British Prime Minister Theresa May said today that she has directed the Home Office to “urgently” look into how Brexit is affecting citizens rights in Northern Ireland.
Since last November, the Irish World has been reporting on the case of Emma de Souza, currently embroiled in a lengthy legal battle with the Home Office as they argue that she – and others who have yet to go public – cannot exclusively identify as Irish, seemingly contravening birthright provisions resulting from the Good Friday Agreement.
Until today, in the prime minister’s speech addressing Northern Ireland in Belfast, the British government had not yet made reference to these cases or to how Brexit will affect citizenship rights in Northern Ireland.
Without any specific references, Ms May said that she understood “the serious concerns” that such cases raise.
“In some cases recently, some people have encountered difficulties in securing their rights as Irish citizens to bring in family members…,” she said.
“So I have asked the Home Secretary – working closely with the Secretary of State [for Northern Ireland] to review this issues urgently to deliver a long-term solution consistent with the letter and spirit of the Belfast Agreement.”
Reacting to the speech, Ms de Souza said that although the prime minister’s statement is “welcome”, legislation is needed to safeguard rights.
“It does not change the facts or the hard reality – that people like myself are being dragged through the courts for exerting an Irish identity.
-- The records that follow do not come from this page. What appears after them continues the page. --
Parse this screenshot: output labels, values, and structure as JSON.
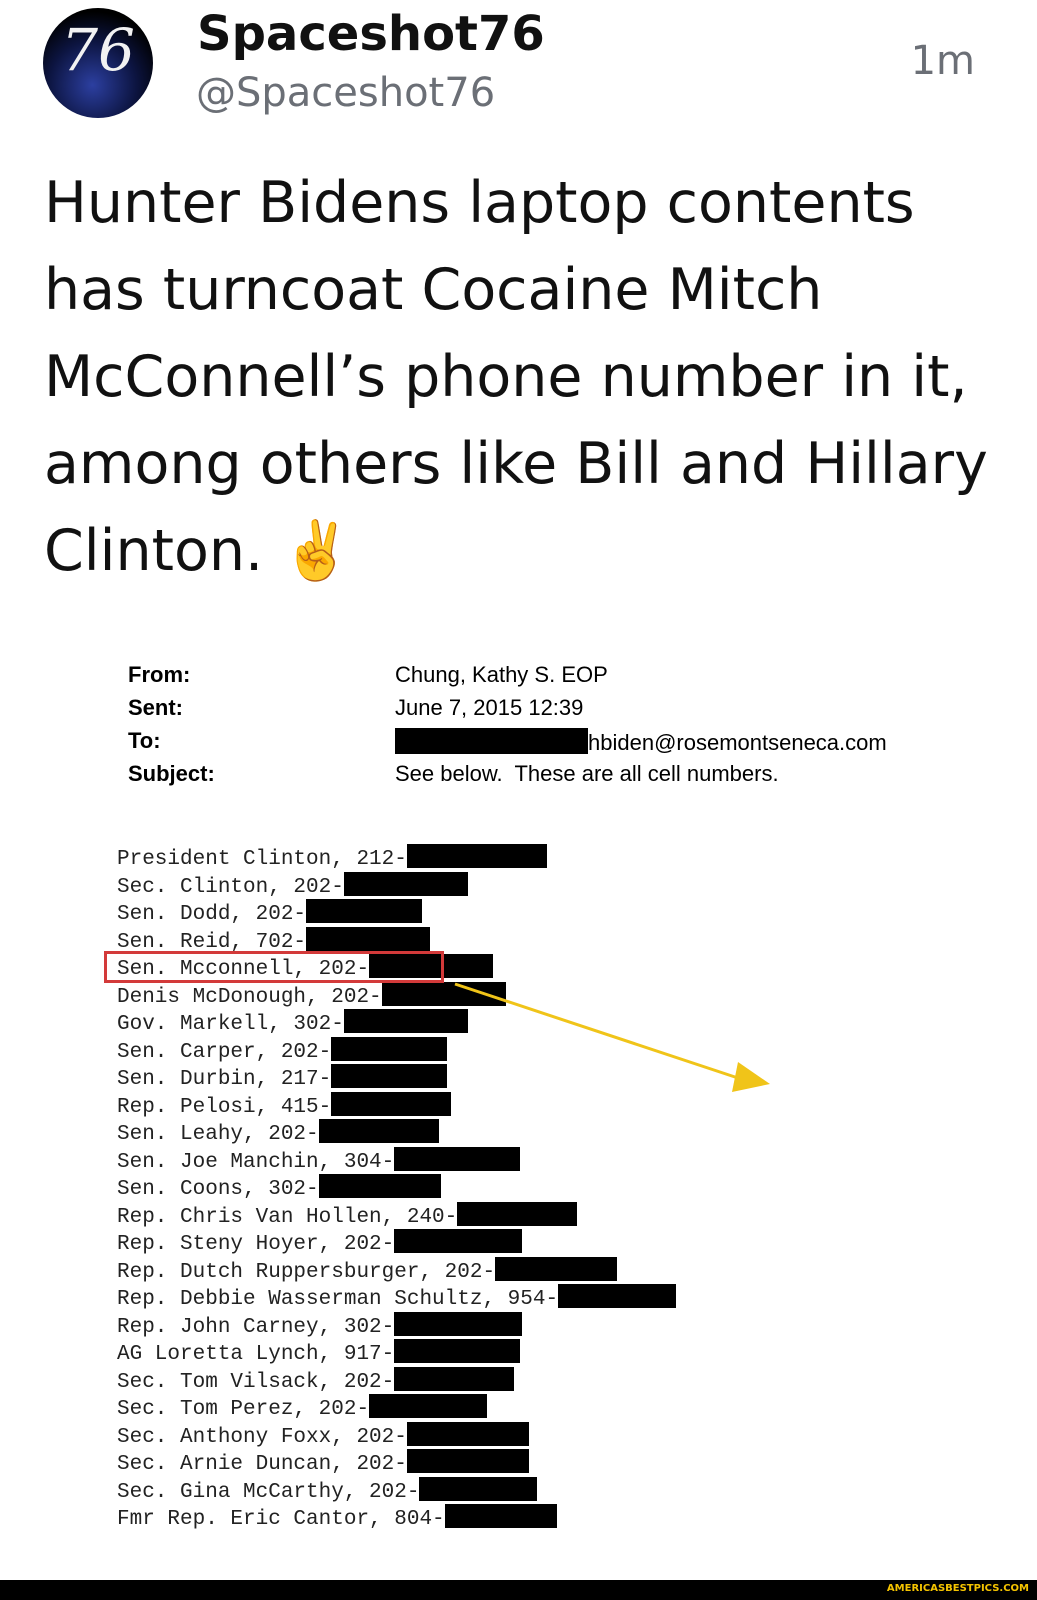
{
  "post": {
    "avatar_icon": "spaceshot-76-logo-icon",
    "display_name": "Spaceshot76",
    "handle": "@Spaceshot76",
    "time": "1m",
    "text": "Hunter Bidens laptop contents has turncoat Cocaine Mitch McConnell’s phone number in it, among others like Bill and Hillary Clinton. ✌️"
  },
  "email": {
    "headers": [
      {
        "label": "From:",
        "value": "Chung, Kathy S. EOP"
      },
      {
        "label": "Sent:",
        "value": "June 7, 2015 12:39"
      },
      {
        "label": "To:",
        "value": "hbiden@rosemontseneca.com"
      },
      {
        "label": "Subject:",
        "value": "See below.  These are all cell numbers."
      }
    ],
    "contacts": [
      "President Clinton, 212-",
      "Sec. Clinton, 202-",
      "Sen. Dodd, 202-",
      "Sen. Reid, 702-",
      "Sen. Mcconnell, 202-",
      "Denis McDonough, 202-",
      "Gov. Markell, 302-",
      "Sen. Carper, 202-",
      "Sen. Durbin, 217-",
      "Rep. Pelosi, 415-",
      "Sen. Leahy, 202-",
      "Sen. Joe Manchin, 304-",
      "Sen. Coons, 302-",
      "Rep. Chris Van Hollen, 240-",
      "Rep. Steny Hoyer, 202-",
      "Rep. Dutch Ruppersburger, 202-",
      "Rep. Debbie Wasserman Schultz, 954-",
      "Rep. John Carney, 302-",
      "AG Loretta Lynch, 917-",
      "Sec. Tom Vilsack, 202-",
      "Sec. Tom Perez, 202-",
      "Sec. Anthony Foxx, 202-",
      "Sec. Arnie Duncan, 202-",
      "Sec. Gina McCarthy, 202-",
      "Fmr Rep. Eric Cantor, 804-"
    ],
    "highlight_color": "#d33a3a",
    "arrow_color": "#f0c419"
  },
  "footer": {
    "watermark": "AMERICASBESTPICS.COM"
  }
}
Actions speak louder than words,” she said.
An Oireachtas committee on human rights recently heard that both the Irish and British governments need to provide “clarification” on the rights of Irish citizens in the UK to ensure they do not become second-class citizens.
People in Northern Ireland who assert Irish citizenship could become “second-class citizens” post-Brexit, it was claimed.
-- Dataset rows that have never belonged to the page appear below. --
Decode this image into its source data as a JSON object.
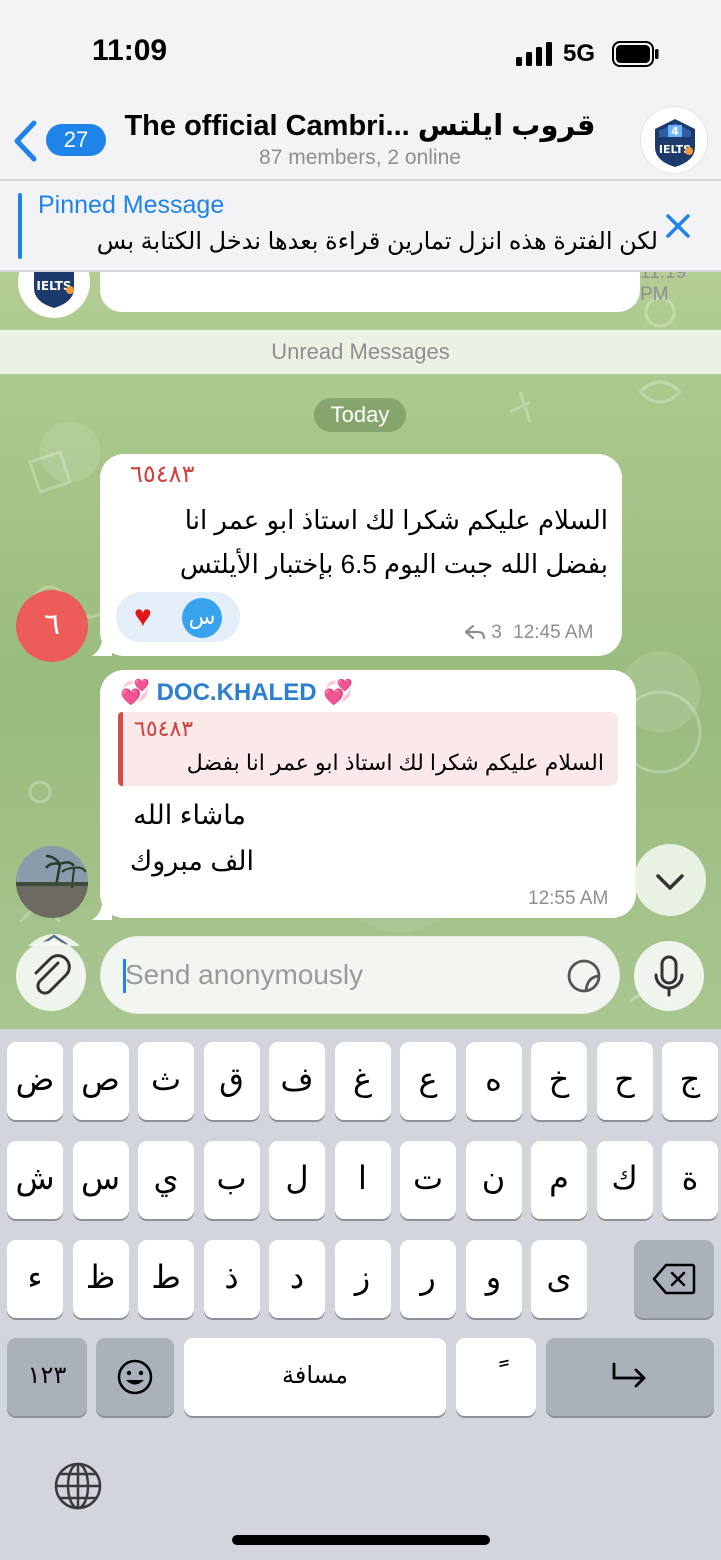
{
  "status_bar": {
    "time": "11:09",
    "network": "5G"
  },
  "header": {
    "back_badge": "27",
    "title": "The official Cambri... قروب ايلتس",
    "subtitle": "87 members, 2 online"
  },
  "pinned": {
    "title": "Pinned Message",
    "text": "لكن الفترة هذه انزل تمارين قراءة بعدها ندخل الكتابة بس"
  },
  "chat": {
    "previous_time": "11:19 PM",
    "unread_divider": "Unread Messages",
    "date_label": "Today",
    "messages": [
      {
        "sender": "٦٥٤٨٣",
        "text": "السلام عليكم   شكرا لك استاذ ابو عمر انا بفضل الله جبت اليوم 6.5 بإختبار الأيلتس",
        "reaction_heart": "♥",
        "reaction_user": "س",
        "reply_count": "3",
        "time": "12:45 AM",
        "avatar_letter": "٦"
      },
      {
        "sender": "DOC.KHALED",
        "sender_emoji_left": "💞",
        "sender_emoji_right": "💞",
        "reply_to_name": "٦٥٤٨٣",
        "reply_to_text": "السلام عليكم شكرا لك استاذ ابو عمر انا بفضل",
        "line1": "ماشاء الله",
        "line2": "الف مبروك",
        "time": "12:55 AM"
      }
    ]
  },
  "composer": {
    "placeholder": "Send anonymously"
  },
  "keyboard": {
    "row1": [
      "ض",
      "ص",
      "ث",
      "ق",
      "ف",
      "غ",
      "ع",
      "ه",
      "خ",
      "ح",
      "ج"
    ],
    "row2": [
      "ش",
      "س",
      "ي",
      "ب",
      "ل",
      "ا",
      "ت",
      "ن",
      "م",
      "ك",
      "ة"
    ],
    "row3": [
      "ء",
      "ظ",
      "ط",
      "ذ",
      "د",
      "ز",
      "ر",
      "و",
      "ى"
    ],
    "numbers_key": "١٢٣",
    "space_key": "مسافة",
    "diacritic_key": "ً",
    "icons": [
      "backspace-icon",
      "emoji-icon",
      "return-icon",
      "globe-icon"
    ]
  },
  "colors": {
    "accent": "#1f84ea",
    "sender_red": "#d0413e",
    "sender_blue": "#2b7fcf",
    "chat_bg": "#a9c58c"
  }
}
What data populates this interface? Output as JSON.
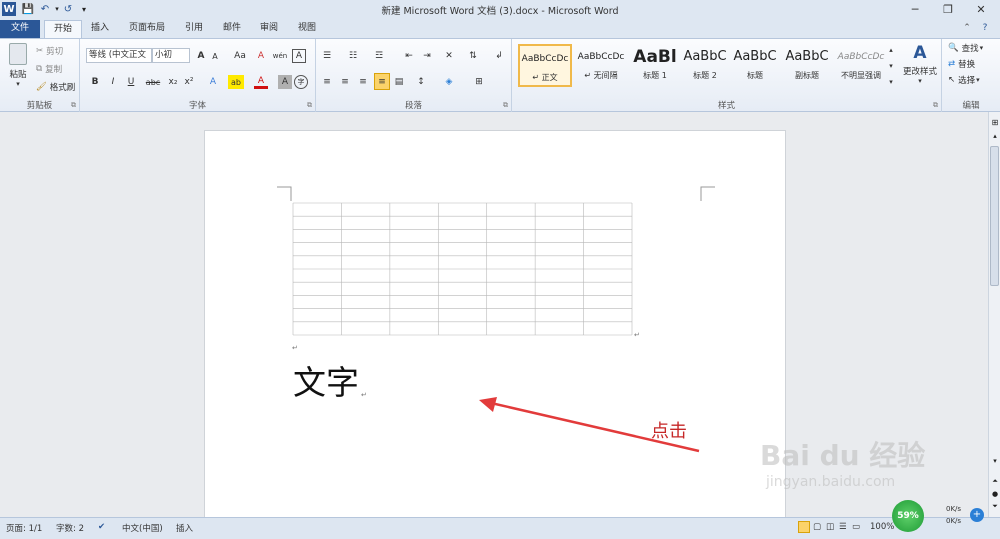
{
  "app": {
    "title": "新建 Microsoft Word 文档 (3).docx - Microsoft Word"
  },
  "quick_access": {
    "logo": "word-logo-icon",
    "save": "save-icon",
    "undo": "undo-icon",
    "redo": "redo-icon",
    "customize": "customize-arrow-icon"
  },
  "tabs": [
    {
      "label": "文件"
    },
    {
      "label": "开始"
    },
    {
      "label": "插入"
    },
    {
      "label": "页面布局"
    },
    {
      "label": "引用"
    },
    {
      "label": "邮件"
    },
    {
      "label": "审阅"
    },
    {
      "label": "视图"
    }
  ],
  "ribbon": {
    "clipboard": {
      "label": "剪贴板",
      "paste": "粘贴",
      "cut": "剪切",
      "copy": "复制",
      "format_painter": "格式刷"
    },
    "font": {
      "label": "字体",
      "font_name": "等线 (中文正文",
      "font_size": "小初",
      "bold": "B",
      "italic": "I",
      "underline": "U",
      "strike": "abc",
      "subscript": "x₂",
      "superscript": "x²",
      "grow": "A",
      "shrink": "A",
      "case": "Aa",
      "clear": "A",
      "phonetic": "wén",
      "border_char": "A",
      "highlight": "ab",
      "color": "A",
      "shade": "A",
      "circle": "字"
    },
    "paragraph": {
      "label": "段落"
    },
    "styles": {
      "label": "样式",
      "items": [
        {
          "preview": "AaBbCcDc",
          "name": "↵ 正文"
        },
        {
          "preview": "AaBbCcDc",
          "name": "↵ 无间隔"
        },
        {
          "preview": "AaBl",
          "name": "标题 1"
        },
        {
          "preview": "AaBbC",
          "name": "标题 2"
        },
        {
          "preview": "AaBbC",
          "name": "标题"
        },
        {
          "preview": "AaBbC",
          "name": "副标题"
        },
        {
          "preview": "AaBbCcDc",
          "name": "不明显强调"
        }
      ],
      "change_styles": "更改样式"
    },
    "editing": {
      "label": "编辑",
      "find": "查找",
      "replace": "替换",
      "select": "选择"
    }
  },
  "document": {
    "text": "文字",
    "table": {
      "rows": 10,
      "cols": 7
    },
    "annotation": "点击"
  },
  "watermark": {
    "logo": "Bai du 经验",
    "url": "jingyan.baidu.com"
  },
  "status": {
    "page": "页面: 1/1",
    "words": "字数: 2",
    "language": "中文(中国)",
    "mode": "插入",
    "zoom": "100%"
  },
  "netmon": {
    "percent": "59%",
    "up": "0K/s",
    "down": "0K/s"
  },
  "colors": {
    "accent": "#2b5797",
    "arrow": "#e23b3b",
    "table_line": "#b8b8b8"
  }
}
A lack of meaningful legal footing with the Common Travel Area also endangers the rights of the Irish living in Britain, according to human rights experts.
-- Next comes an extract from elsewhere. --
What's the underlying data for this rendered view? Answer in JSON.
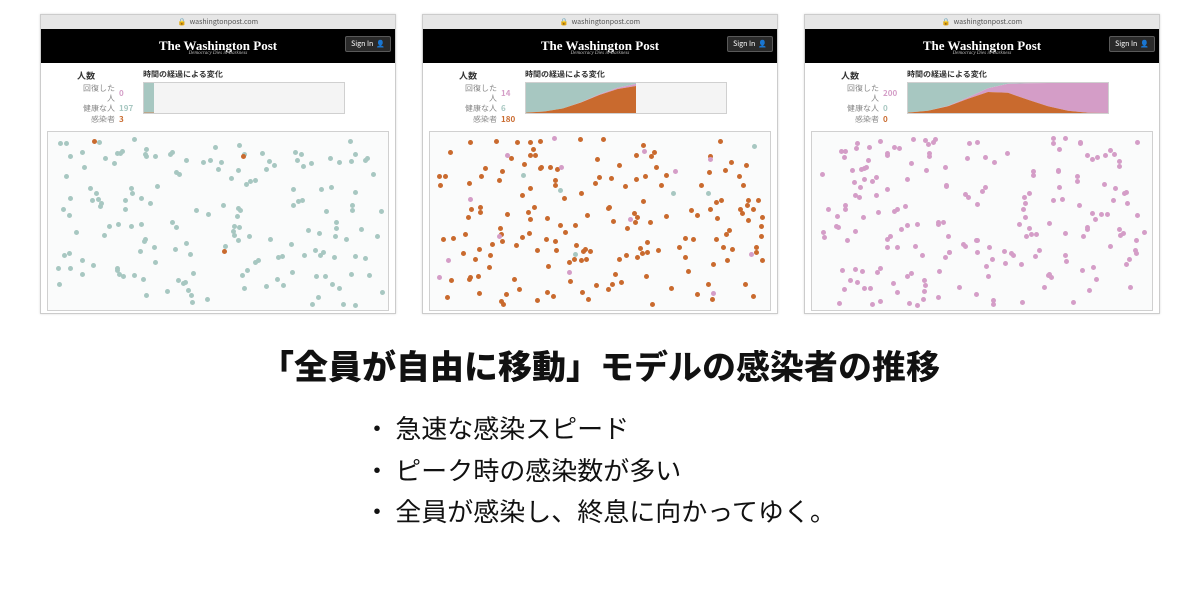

Last month, Colin Harvey, a professor of Human Rights in Queens University Belfast, told the Irish World that lawmakers pay “lip-service” in regards to upholding the Good Friday Agreement but are not applying it in practice.
Maria Caulfield, the Conservative MP who sits on the Northern Ireland Select Affairs Committee, said that she was “extremely concerned that the Good Friday Agreement is not being upheld” in the de Souza case and said that her committee may need to scrutinise the growing concerns.
The legal stand-offs Ms May refers to stem from families from Northern Ireland who are seeking EU residency cards for non-European Economic Area members as the department contends that dual citizenship – the fact they are British citizens proclaiming also to be Irish citizens – disqualifies them from the application process.
The prime minister used her speech this afternoon to claim the government will find a solution that “commands broad support across the community in Northern Ireland, and that secures a majority in the Westminster Parliament”.
“I am not proposing to persuade people to accept a deal that does not contain that insurance policy for the future,” she said, adding that she will not remove the backstop and will only “make changes” to it.
It remains unclear what changes may be accepted by the EU and the Irish government who have both declared that the withdrawal agreement cannot be reopened.
Simon Coveney, Ireland’s Tanaiste and Minister for Foreign Affairs, has repeatedly called plans to alter the backstop arrangement “wishful thinking”.
In her most notable public appearance in Northern Ireland since the Brexit vote, Ms May suggested that an expiration date on the backstop – the agreement intended to prevent a hard border in Ireland – could be required to secure a deal through parliament.
Although both the DUP and UUP, the two main parties of Ulster unionism, are united in their opposition to the withdrawal agreement and backstop as they currently exist, Northern Ireland’s business community and nationalist parties have been outspoken in their support for the backstop.
The SDLP, Sinn Fein, Alliance and the Greens and the Labour Party in Northern Ireland – who all backed Remain in 2016 – want alterations to the backstop.
Ms May acknowledged that there are concerns amongst nationalists in Northern Ireland about their rights post-Brexit – and that Northern Ireland voted to remain – but promised unequivocally that she will “not allow a return to a hard border” in Northern Ireland.
In her speech today, the prime minister also said that she wants the “strongest possible bilateral relationship with Ireland” and argued that that the UK’s relationship with Ireland is “deeper than its relationship with any other member of the EU27”.
She added that , with just unionists represented in the Commons, it is more important than ever to ensure that the rights of all in Northern Ireland are respected.
“I’m here today to affirm my commitment, and that of the UK Government, to all of the people of Northern Ireland, of every background and tradition,” she said.
The prime minister also floated the prospect of a joint UK-Ireland World Cup bid for 2030 and said that “the ties of family and friendship between the UK and Ireland are more important than ever”.
She noted how the Irish government had suggested the creation of annual meetings, where bilateral discussions ministers, the Taoiseach and the Prime Minister, to improve and develop Irish-UK relations.